Yazıyı okumadan önce elinize değer verdiğiniz bir eşyayı almanızı rica edeceğim.
Yanınızda bulunsun.
Yazıma sinir hücrelerimizle ilgili bilgi vererek devam etmek istiyorum:
Sinir hücrelerimizin kendini yenileme yeteneği çok sınırlıdır. Bir sinir hücresini kaybettiğimizde o sinir hücresi kendisini yenileyemez. Yaşlanmanın göstergesi olarak sinir hücrelerini kaybetmeye başlarız.
Sinir hücreleri kaybıyla beraber unutkanlık, erken yaşlanma, belli tip hastalıklar, rahatsızlıklar ve sizi hastane koridorlarına götüren bir süreç başlar.
Bu noktada sinir hücrelerimizi yıpratan ve onları fazlasıyla kaybetmeye sebep olan bizleriz.
Her sıkıldığımızda, endişelendiğimizde, üzüldüğümüzde, öfkelendiğimizde ve sinirlendiğimizde sinir hücrelerimizi yıpratma sürecine sokuyoruz. Böylelikle unutkanlık, erken yaşlanma, belli tip hastalıklar, rahatsızlıklar sürecini de başlatmış oluyoruz.
Yazımı okumaya ilk başladığınızda yanınıza değerli bir eşya almanızı istemiştim.
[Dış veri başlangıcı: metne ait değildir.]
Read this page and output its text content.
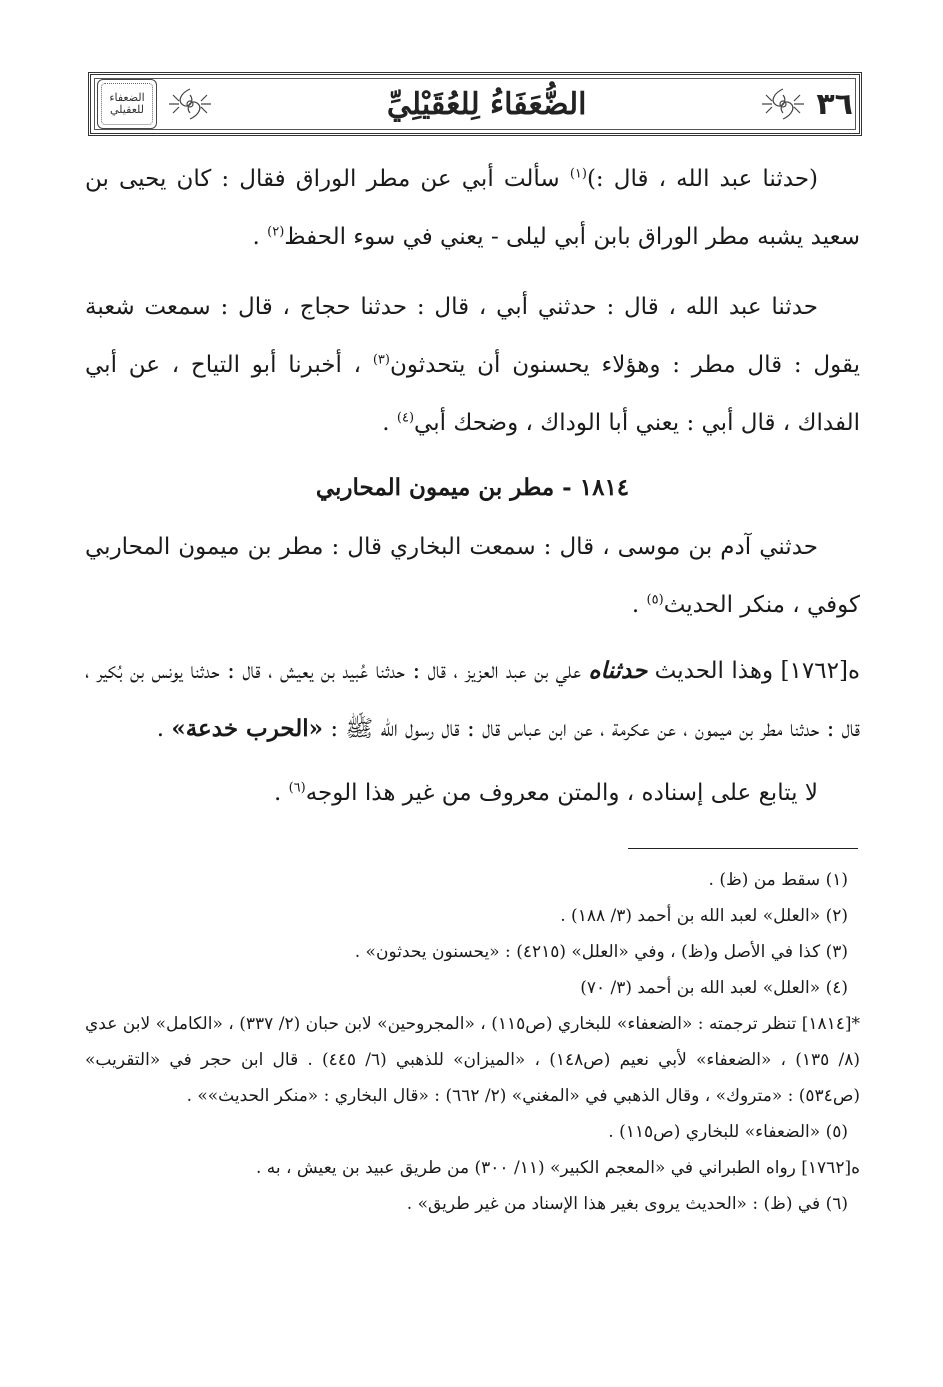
٣٦
الضُّعَفَاءُ لِلعُقَيْلِيِّ
الضعفاء للعقيلي

(حدثنا عبد الله ، قال :)$^{(١)}$ سألت أبي عن مطر الوراق فقال : كان يحيى بن سعيد يشبه مطر الوراق بابن أبي ليلى - يعني في سوء الحفظ$^{(٢)}$ .

حدثنا عبد الله ، قال : حدثني أبي ، قال : حدثنا حجاج ، قال : سمعت شعبة يقول : قال مطر : وهؤلاء يحسنون أن يتحدثون$^{(٣)}$ ، أخبرنا أبو التياح ، عن أبي الفداك ، قال أبي : يعني أبا الوداك ، وضحك أبي$^{(٤)}$ .

١٨١٤ - مطر بن ميمون المحاربي

حدثني آدم بن موسى ، قال : سمعت البخاري قال : مطر بن ميمون المحاربي كوفي ، منكر الحديث$^{(٥)}$ .

ه[١٧٦٢] وهذا الحديث حدثناه علي بن عبد العزيز ، قال : حدثنا عُبيد بن يعيش ، قال : حدثنا يونس بن بُكير ، قال : حدثنا مطر بن ميمون ، عن عكرمة ، عن ابن عباس قال : قال رسول الله ﷺ : «الحرب خدعة» .

لا يتابع على إسناده ، والمتن معروف من غير هذا الوجه$^{(٦)}$ .

(١) سقط من (ظ) .

(٢) «العلل» لعبد الله بن أحمد (٣/ ١٨٨) .

(٣) كذا في الأصل و(ظ) ، وفي «العلل» (٤٢١٥) : «يحسنون يحدثون» .

(٤) «العلل» لعبد الله بن أحمد (٣/ ٧٠)

*[١٨١٤] تنظر ترجمته : «الضعفاء» للبخاري (ص١١٥) ، «المجروحين» لابن حبان (٢/ ٣٣٧) ، «الكامل» لابن عدي (٨/ ١٣٥) ، «الضعفاء» لأبي نعيم (ص١٤٨) ، «الميزان» للذهبي (٦/ ٤٤٥) . قال ابن حجر في «التقريب» (ص٥٣٤) : «متروك» ، وقال الذهبي في «المغني» (٢/ ٦٦٢) : «قال البخاري : «منكر الحديث»» .

(٥) «الضعفاء» للبخاري (ص١١٥) .

ه[١٧٦٢] رواه الطبراني في «المعجم الكبير» (١١/ ٣٠٠) من طريق عبيد بن يعيش ، به .

(٦) في (ظ) : «الحديث يروى بغير هذا الإسناد من غير طريق» .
Farz edelim, şu an çok üzgünsünüz veya canınız sıkkın veya sinirlisiniz o zaman elinizdeki o eşyayı hemen şimdi geriye döndüremeyeceğiniz şekle sokun (yırtın, kırın vb.).
Yapabildiniz mi?
Sanmıyorum...
Değerli eşyanızı tahrip etmeye yeltenemediniz.
Ama üzgün, mutsuz, sıkıntılı, endişeli, ruh haliniz ile sinir hücrelerinizi umursamazcasına tahrip etmeniz tıpkı değerli eşyanızı tahrip etmenize benziyor. Sinir hücrelerinizi arkanıza dönüp bakmadan yırtıyor, kaybediyorsunuz...
Sonra hastalıklarınızdan, erken yaşlanmadan şikayet etmeye başlıyorsunuz.
Oysaki süreci tam şimdi başlatıyorsunuz.
İşte meditasyonumuz bu şekilde: Bundan sonra ruhunuzu tahribata her geçirdiğinizde aklınız değerli eşyalarınıza kaysın. Onu bozma zamanı geldi! Onu bozamadığınızda kendinize şunu söyleyin: Şu an bu değerli eşyamı tahrip edemiyorum, öyleyse kendime neden zarar veriyorum?